As investigações ainda apontaram que dono da Mil Tec Tecnologia da Informação, sucessora da Itel Informática, Ricardo Fernandes Araújo, um economista aposentado e autônomo, pagou R$ 100 mil em cinco terrenos na Chácara dos Poderes, na região norte de Campo Grande, em 2004. Seis anos depois, ele aceitou vender os lotes por R$ 73 mil para André Scaff, conforme escritura feita em cartório. No entanto, na mesma época, foram realizados três depósitos em dinheiro em sua conta bancária, que totalizavam R$ 250 mil.
Apesar de ser “proprietário” da Mil Tec, que recebia R$ 28 milhões do Governo do Estado, Ricardo informou aos promotores, em depoimento convocado pelo Gaeco, que possui renda mensal de R$ 15 mil e não se lembrava da origem dos R$ 250 mil. No entanto, admitiu que não vendeu outros terrenos na ocasião.
Para o MPE, ficou cristalino que Scaff dissimulou R$ 177 mil obtidos por meio de cobrança de propina. Ricardo foi denunciado porque acobertou o esquema do procurador. Outro caso é mais grave. Em agosto de 2012, André Scaff procurou Leonardo Pfeifer Macedo para comprar o seu lote no Jardim Auxiliadora por R$ 70 mil. Ele ficou surpreso, porque não tinha colocado o imóvel à venda. No entanto, aceitou vendê-lo, mas o ex-secretário municipal de Planejamento registrou a compra por R$ 20 mil.
Mais crimes
Além de ocultar o investimento de R$ 50 mil, para o MPE, Scaff cometeu outro crime, serviu-se do cargo para obter informações de uso restrito no município, os nomes e endereços dos donos dos imóveis. Na ocasião, o prefeito era Nelsinho Trad e ele só se tornou secretário na gestão de Gilmar Olarte. Outro denunciado junto com Scaff foi Délcio Sokem, que lhe vendeu um terreno por R$ 80 mil, mas declarou R$ 50 mil. Ele acabou integrando a ação penal porque tentou justificar o depósito a maior em sua conta bancária, ocorrido em 15 de setembro de 2013.
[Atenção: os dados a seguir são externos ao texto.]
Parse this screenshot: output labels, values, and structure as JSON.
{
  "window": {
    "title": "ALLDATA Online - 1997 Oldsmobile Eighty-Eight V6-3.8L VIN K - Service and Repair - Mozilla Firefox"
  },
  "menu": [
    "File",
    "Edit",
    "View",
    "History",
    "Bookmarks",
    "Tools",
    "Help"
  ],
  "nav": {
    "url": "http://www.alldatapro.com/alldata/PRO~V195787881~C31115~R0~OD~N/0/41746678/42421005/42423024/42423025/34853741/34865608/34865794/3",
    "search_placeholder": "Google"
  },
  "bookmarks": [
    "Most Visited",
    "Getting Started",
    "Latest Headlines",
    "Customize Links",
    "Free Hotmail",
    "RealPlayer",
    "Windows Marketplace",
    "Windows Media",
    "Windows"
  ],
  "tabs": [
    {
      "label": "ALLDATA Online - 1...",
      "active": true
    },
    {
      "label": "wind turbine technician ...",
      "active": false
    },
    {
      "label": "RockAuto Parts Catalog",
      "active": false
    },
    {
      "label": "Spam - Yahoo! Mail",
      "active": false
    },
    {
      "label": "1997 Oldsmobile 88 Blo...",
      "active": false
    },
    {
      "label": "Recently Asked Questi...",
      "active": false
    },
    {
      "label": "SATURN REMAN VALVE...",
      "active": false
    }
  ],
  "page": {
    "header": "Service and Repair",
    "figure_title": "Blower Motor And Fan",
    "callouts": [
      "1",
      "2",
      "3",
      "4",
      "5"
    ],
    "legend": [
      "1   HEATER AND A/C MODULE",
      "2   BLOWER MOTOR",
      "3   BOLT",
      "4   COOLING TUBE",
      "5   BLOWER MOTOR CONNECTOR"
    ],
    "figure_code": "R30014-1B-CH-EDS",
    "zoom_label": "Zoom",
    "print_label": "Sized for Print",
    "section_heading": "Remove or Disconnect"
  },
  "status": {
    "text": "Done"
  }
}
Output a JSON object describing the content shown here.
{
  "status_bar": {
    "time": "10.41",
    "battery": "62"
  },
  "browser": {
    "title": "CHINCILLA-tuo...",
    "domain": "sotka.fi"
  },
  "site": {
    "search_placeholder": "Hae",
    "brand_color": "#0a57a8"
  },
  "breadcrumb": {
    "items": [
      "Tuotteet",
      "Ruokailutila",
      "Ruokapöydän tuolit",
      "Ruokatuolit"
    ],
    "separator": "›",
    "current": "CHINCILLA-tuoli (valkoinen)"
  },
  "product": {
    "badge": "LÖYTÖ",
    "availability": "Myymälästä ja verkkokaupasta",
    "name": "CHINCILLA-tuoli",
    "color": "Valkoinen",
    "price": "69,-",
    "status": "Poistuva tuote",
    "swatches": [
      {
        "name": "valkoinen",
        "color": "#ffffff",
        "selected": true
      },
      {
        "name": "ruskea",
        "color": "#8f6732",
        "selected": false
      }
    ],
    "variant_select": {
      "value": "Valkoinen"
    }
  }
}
Conforme Sokem, o procurador jurídico do legislativo lhe pagou o “extra” de R$ 30 mil porque ele manteve o terreno limpo e livre de lixo. “Não há prova que trabalha como guarda ou jardineiro”, observaram os promotores. Eles consideram mais estranho ainda que o vendedor tenha aceitado prestar o serviço sem receber um tostão por cinco anos e só cobrar, justamente, ao concluir a venda do terreno.
Outro denunciado foi o economista aposentado Yosichico Tomari, que vendeu outro lote no Jardim Auxiliadora por R$ 30 mil a Scaff. Eles declararam que o imóvel valia R$ 30 mil. No entanto, a quebra do sigilo revelou que ele recebeu R$ 300 mil. O primeiro depósito foi de R$ 200 mil, sem identificar o depositante. O segundo de R$ 100 mil teve o autor identificado, mas não era Scaff. Tomari disse aos promotores que não se lembra da origem do dinheiro.
Outros dois lotes foram comprados no Jardim Auxiliadora. O primeiro custou R$ 240 mil, mas o procurador declarou R$ 80 mil. O último custou R$ 140 mil, mas informou ter custado R$ 20 mil. A ação penal tramite desde o início de dezembro de 2017 na 3ª Vara Criminal e será julgada pela juíza Eucélia Moreira Cassal, que já chegou a decretar a prisão preventiva do procurador na primeira ação, porém, atualmente ele continua em liberdade esperando um desfecho favorável.